Für ein hungriges Baby gibt es keinen falschen Ort zum Essen - für Erwachsene hingegen schon: Während das Füttern mit der Flasche in der Öffentlichkeit kaum auffällt, wird Stillen bis heute zuweilen kritisch beäugt oder als unangemessen empfunden. Die Initiative „Stillfreundliche Orte“ möchte das ändern: Sie zeigt, dass die Bedürfnisse von Babys und ihren Eltern selbstverständlich zum öffentlichen Leben dazugehören – und dass Stillen ebenso wie Füttern mit der Flasche überall Platz haben sollte.
Der blaue Aufkleber am Eingang des Café Palaver fällt ins Auge. Darauf das Piktogramm einer stillenden Person mit Kind, darüber der Schriftzug: „Stillen willkommen“. Selbstverständlich seien damit auch Fläschcheneltern gemeint, betont Verena Meister. Die städtische Gleichstellungsbeauftragte hat hier zum Pressegespräch geladen, der Ort ist nicht zufällig gewählt. „Ich hoffe, dass das Café Palaver schon vor der Kampagne ein stillfreundlicher Ort war“, erklärt Co-Inhaberin Annabelle Saur. „Ich freue mich aber über den Aufkleber, weil das nun ein sichtbares Zeichen ist: Hier ist ein Wohlfühlort für alle, auch für Eltern und ihre Babys.“
Ein Jahr lang haben Gleichstellungsbeauftragte, Kinderbüro und der Hebammenverband Baden-Württemberg e. V. für die Kampagne geworben, Informationsgespräche geführt sowie Sticker und weiteres Informationsmaterial an Geschäfte und öffentliche Einrichtungen verteilt. 41 Orte verzeichnet das Geoportal inzwischen, wenn der entsprechende Filter aktiviert wird.
Teilhabe statt Rückzug
Was macht einen stillfreundlichen Ort aus? Drei Kriterien seien wesentlich, erklärt Verena Meister. Er müsse eine Sitzgelegenheit bieten, Mitarbeitende müssten stillfreundlich eingestellt sein und bei unhöflichem Verhalten Dritter Unterstützung bieten. Zusätzlich seien Angebote wie eine abgeschirmte Stillmöglichkeit, ein Wickeltisch, der freie Zugang zu Sanitäranlagen, Kinderwagenfreundlichkeit und die Möglichkeit, Babynahrung zu erwärmen, wünschenswert. „Stillen sollte überall selbstverständlich sein, aber einige Frauen fühlen sich dabei unwohl. Da setzt unsere Initiative an: Alle sollen sich frei im öffentlichen Raum bewegen können“, so Meister.
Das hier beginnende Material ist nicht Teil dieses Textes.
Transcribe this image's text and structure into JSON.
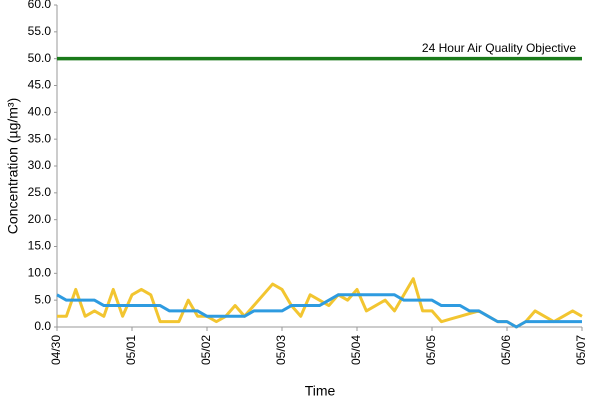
{
  "chart_data": {
    "type": "line",
    "y_label": "Concentration (µg/m³)",
    "x_label": "Time",
    "x": [
      0,
      3,
      6,
      9,
      12,
      15,
      18,
      21,
      24,
      27,
      30,
      33,
      36,
      39,
      42,
      45,
      48,
      51,
      54,
      57,
      60,
      63,
      66,
      69,
      72,
      75,
      78,
      81,
      84,
      87,
      90,
      93,
      96,
      99,
      102,
      105,
      108,
      111,
      114,
      117,
      120,
      123,
      126,
      129,
      132,
      135,
      138,
      141,
      144,
      147,
      150,
      153,
      156,
      159,
      162,
      165,
      168
    ],
    "series": [
      {
        "color": "#f2c530",
        "values": [
          2,
          2,
          7,
          2,
          3,
          2,
          7,
          2,
          6,
          7,
          6,
          1,
          1,
          1,
          5,
          2,
          2,
          1,
          2,
          4,
          2,
          4,
          6,
          8,
          7,
          4,
          2,
          6,
          5,
          4,
          6,
          5,
          7,
          3,
          4,
          5,
          3,
          6,
          9,
          3,
          3,
          1,
          1.5,
          2,
          2.5,
          3,
          2,
          1,
          1,
          0,
          1,
          3,
          2,
          1,
          2,
          3,
          2
        ]
      },
      {
        "color": "#2e9be0",
        "values": [
          6,
          5,
          5,
          5,
          5,
          4,
          4,
          4,
          4,
          4,
          4,
          4,
          3,
          3,
          3,
          3,
          2,
          2,
          2,
          2,
          2,
          3,
          3,
          3,
          3,
          4,
          4,
          4,
          4,
          5,
          6,
          6,
          6,
          6,
          6,
          6,
          6,
          5,
          5,
          5,
          5,
          4,
          4,
          4,
          3,
          3,
          2,
          1,
          1,
          0,
          1,
          1,
          1,
          1,
          1,
          1,
          1
        ]
      }
    ],
    "reference_line": {
      "value": 50,
      "label": "24 Hour Air Quality Objective",
      "color": "#1a7a1a"
    },
    "xlim": [
      0,
      168
    ],
    "xticks": [
      {
        "value": 0,
        "label": "04/30"
      },
      {
        "value": 24,
        "label": "05/01"
      },
      {
        "value": 48,
        "label": "05/02"
      },
      {
        "value": 72,
        "label": "05/03"
      },
      {
        "value": 96,
        "label": "05/04"
      },
      {
        "value": 120,
        "label": "05/05"
      },
      {
        "value": 144,
        "label": "05/06"
      },
      {
        "value": 168,
        "label": "05/07"
      }
    ],
    "ylim": [
      0,
      60
    ],
    "yticks": [
      {
        "value": 0,
        "label": "0.0"
      },
      {
        "value": 5,
        "label": "5.0"
      },
      {
        "value": 10,
        "label": "10.0"
      },
      {
        "value": 15,
        "label": "15.0"
      },
      {
        "value": 20,
        "label": "20.0"
      },
      {
        "value": 25,
        "label": "25.0"
      },
      {
        "value": 30,
        "label": "30.0"
      },
      {
        "value": 35,
        "label": "35.0"
      },
      {
        "value": 40,
        "label": "40.0"
      },
      {
        "value": 45,
        "label": "45.0"
      },
      {
        "value": 50,
        "label": "50.0"
      },
      {
        "value": 55,
        "label": "55.0"
      },
      {
        "value": 60,
        "label": "60.0"
      }
    ],
    "grid": false
  }
}
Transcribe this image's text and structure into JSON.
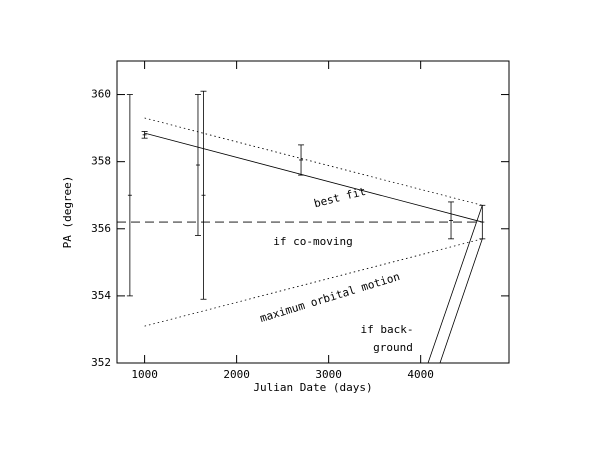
{
  "chart_data": {
    "type": "errorbar",
    "xlabel": "Julian Date (days)",
    "ylabel": "PA (degree)",
    "xlim": [
      700,
      4960
    ],
    "ylim": [
      352,
      361
    ],
    "xticks": [
      1000,
      2000,
      3000,
      4000
    ],
    "yticks": [
      352,
      354,
      356,
      358,
      360
    ],
    "color": "#000000",
    "x": [
      840,
      1000,
      1580,
      1640,
      2700,
      4330,
      4670
    ],
    "values": [
      357,
      358.8,
      357.9,
      357,
      358.05,
      356.25,
      356.2
    ],
    "errors": [
      3,
      0.1,
      2.1,
      3.1,
      0.45,
      0.55,
      0.5
    ],
    "lines": [
      {
        "x": [
          1000,
          4670
        ],
        "values": [
          358.85,
          356.2
        ],
        "style": "solid"
      },
      {
        "x": [
          1000,
          4670
        ],
        "values": [
          359.3,
          356.7
        ],
        "style": "dotted"
      },
      {
        "x": [
          700,
          4670
        ],
        "values": [
          356.2,
          356.2
        ],
        "style": "dashed"
      },
      {
        "x": [
          1000,
          4670
        ],
        "values": [
          353.1,
          355.7
        ],
        "style": "dotted"
      },
      {
        "x": [
          4670,
          4080
        ],
        "values": [
          356.7,
          352
        ],
        "style": "solid"
      },
      {
        "x": [
          4670,
          4210
        ],
        "values": [
          355.7,
          352
        ],
        "style": "solid"
      }
    ],
    "annotations": [
      "best fit",
      "if co-moving",
      "maximum orbital motion",
      "if back-",
      "ground"
    ]
  }
}
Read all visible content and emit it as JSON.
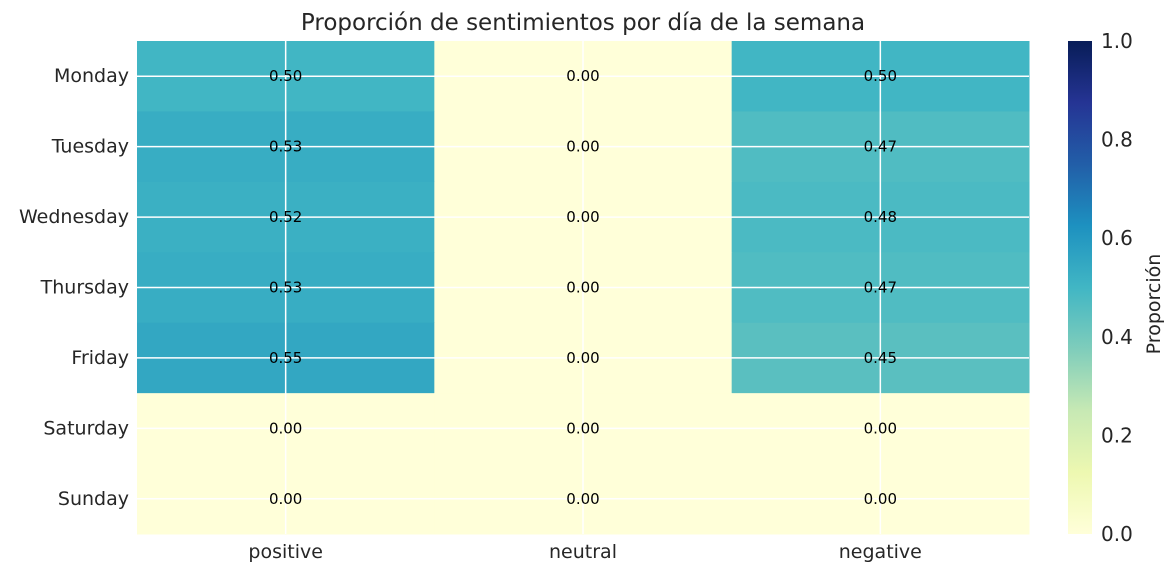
{
  "chart_data": {
    "type": "heatmap",
    "title": "Proporción de sentimientos por día de la semana",
    "columns": [
      "positive",
      "neutral",
      "negative"
    ],
    "rows": [
      "Monday",
      "Tuesday",
      "Wednesday",
      "Thursday",
      "Friday",
      "Saturday",
      "Sunday"
    ],
    "values": [
      [
        0.5,
        0.0,
        0.5
      ],
      [
        0.53,
        0.0,
        0.47
      ],
      [
        0.52,
        0.0,
        0.48
      ],
      [
        0.53,
        0.0,
        0.47
      ],
      [
        0.55,
        0.0,
        0.45
      ],
      [
        0.0,
        0.0,
        0.0
      ],
      [
        0.0,
        0.0,
        0.0
      ]
    ],
    "value_format": "0.00",
    "colormap": "YlGnBu",
    "colorbar": {
      "label": "Proporción",
      "range": [
        0.0,
        1.0
      ],
      "ticks": [
        "0.0",
        "0.2",
        "0.4",
        "0.6",
        "0.8",
        "1.0"
      ]
    },
    "grid": true,
    "grid_color": "#ffffff"
  }
}
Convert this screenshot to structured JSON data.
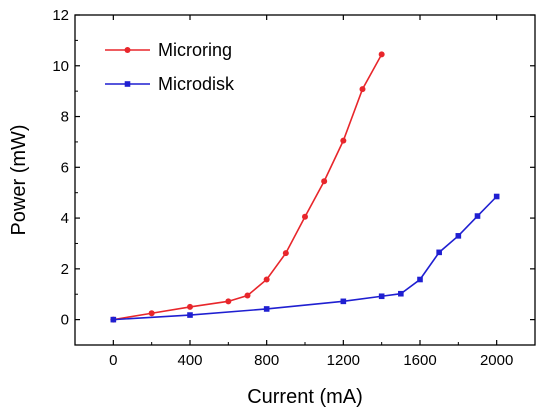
{
  "chart_data": {
    "type": "line",
    "title": "",
    "xlabel": "Current (mA)",
    "ylabel": "Power (mW)",
    "xlim": [
      -200,
      2200
    ],
    "ylim": [
      -1,
      12
    ],
    "xticks": [
      0,
      400,
      800,
      1200,
      1600,
      2000
    ],
    "yticks": [
      0,
      2,
      4,
      6,
      8,
      10,
      12
    ],
    "grid": false,
    "legend": "top-left",
    "series": [
      {
        "name": "Microring",
        "color": "#e8262b",
        "marker": "circle",
        "x": [
          0,
          200,
          400,
          600,
          700,
          800,
          900,
          1000,
          1100,
          1200,
          1300,
          1400
        ],
        "y": [
          0,
          0.25,
          0.5,
          0.72,
          0.95,
          1.58,
          2.62,
          4.05,
          5.45,
          7.05,
          9.08,
          10.45
        ]
      },
      {
        "name": "Microdisk",
        "color": "#1f1fd1",
        "marker": "square",
        "x": [
          0,
          400,
          800,
          1200,
          1400,
          1500,
          1600,
          1700,
          1800,
          1900,
          2000
        ],
        "y": [
          0,
          0.18,
          0.42,
          0.72,
          0.92,
          1.02,
          1.58,
          2.65,
          3.3,
          4.08,
          4.85
        ]
      }
    ]
  }
}
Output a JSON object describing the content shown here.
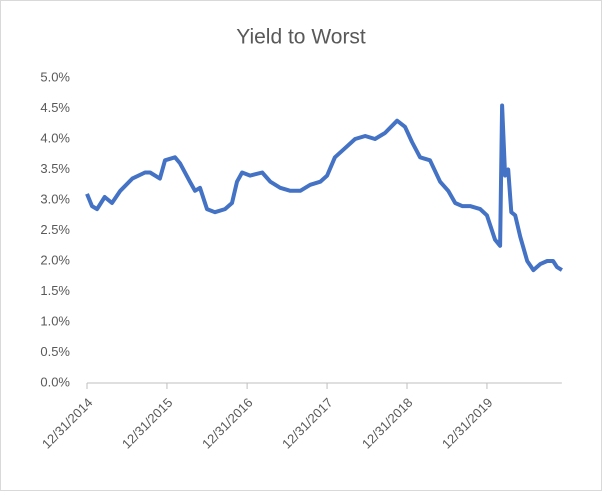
{
  "chart_data": {
    "type": "line",
    "title": "Yield to Worst",
    "x": [
      "12/31/2014",
      "1/23/2015",
      "2/15/2015",
      "3/22/2015",
      "4/24/2015",
      "6/1/2015",
      "7/26/2015",
      "9/22/2015",
      "10/15/2015",
      "11/29/2015",
      "12/22/2015",
      "2/6/2016",
      "2/29/2016",
      "4/14/2016",
      "5/7/2016",
      "5/30/2016",
      "7/1/2016",
      "8/6/2016",
      "9/21/2016",
      "10/23/2016",
      "11/15/2016",
      "12/8/2016",
      "1/14/2017",
      "3/10/2017",
      "4/16/2017",
      "5/31/2017",
      "7/16/2017",
      "8/31/2017",
      "10/15/2017",
      "11/30/2017",
      "12/31/2017",
      "2/5/2018",
      "3/23/2018",
      "5/8/2018",
      "6/23/2018",
      "8/7/2018",
      "9/22/2018",
      "11/16/2018",
      "12/22/2018",
      "1/23/2019",
      "3/1/2019",
      "4/15/2019",
      "5/31/2019",
      "7/7/2019",
      "8/8/2019",
      "9/9/2019",
      "10/15/2019",
      "11/30/2019",
      "12/31/2019",
      "2/6/2020",
      "2/29/2020",
      "3/9/2020",
      "3/23/2020",
      "4/6/2020",
      "4/20/2020",
      "5/8/2020",
      "5/31/2020",
      "7/2/2020",
      "7/30/2020",
      "8/30/2020",
      "10/1/2020",
      "10/28/2020",
      "11/15/2020",
      "12/7/2020"
    ],
    "series": [
      {
        "color": "#4472c4",
        "values": [
          3.1,
          2.9,
          2.85,
          3.05,
          2.95,
          3.15,
          3.35,
          3.45,
          3.45,
          3.35,
          3.65,
          3.7,
          3.6,
          3.3,
          3.15,
          3.2,
          2.85,
          2.8,
          2.85,
          2.95,
          3.3,
          3.45,
          3.4,
          3.45,
          3.3,
          3.2,
          3.15,
          3.15,
          3.25,
          3.3,
          3.4,
          3.7,
          3.85,
          4.0,
          4.05,
          4.0,
          4.1,
          4.3,
          4.2,
          3.95,
          3.7,
          3.65,
          3.3,
          3.15,
          2.95,
          2.9,
          2.9,
          2.85,
          2.75,
          2.35,
          2.25,
          4.55,
          3.4,
          3.5,
          2.8,
          2.75,
          2.4,
          2.0,
          1.85,
          1.95,
          2.0,
          2.0,
          1.9,
          1.85
        ]
      }
    ],
    "xlim": [
      "12/31/2014",
      "12/7/2020"
    ],
    "xticks": [
      "12/31/2014",
      "12/31/2015",
      "12/31/2016",
      "12/31/2017",
      "12/31/2018",
      "12/31/2019"
    ],
    "ylim": [
      0,
      5
    ],
    "yticks": [
      {
        "value": 0,
        "label": "0.0%"
      },
      {
        "value": 0.5,
        "label": "0.5%"
      },
      {
        "value": 1,
        "label": "1.0%"
      },
      {
        "value": 1.5,
        "label": "1.5%"
      },
      {
        "value": 2,
        "label": "2.0%"
      },
      {
        "value": 2.5,
        "label": "2.5%"
      },
      {
        "value": 3,
        "label": "3.0%"
      },
      {
        "value": 3.5,
        "label": "3.5%"
      },
      {
        "value": 4,
        "label": "4.0%"
      },
      {
        "value": 4.5,
        "label": "4.5%"
      },
      {
        "value": 5,
        "label": "5.0%"
      }
    ],
    "grid": false
  }
}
Ähnlich äußert sich auch Oberbürgermeister Dr. Frank Mentrup: „Die Geburtenrate sinkt, was dazu führt, dass immer weniger Kinder in der Öffentlichkeit sichtbar sind“, bedauert er. „Dabei sollte es doch normal sein, dass überall dort, wo sich eine Gruppe Erwachsener trifft, auch Kinder und Säuglinge dabei sind.“ Eltern sollten sich nicht als Ausnahme fühlen. „Karlsruhe möchte eine familienfreundliche Stadt sein“, betont der Oberbürgermeister.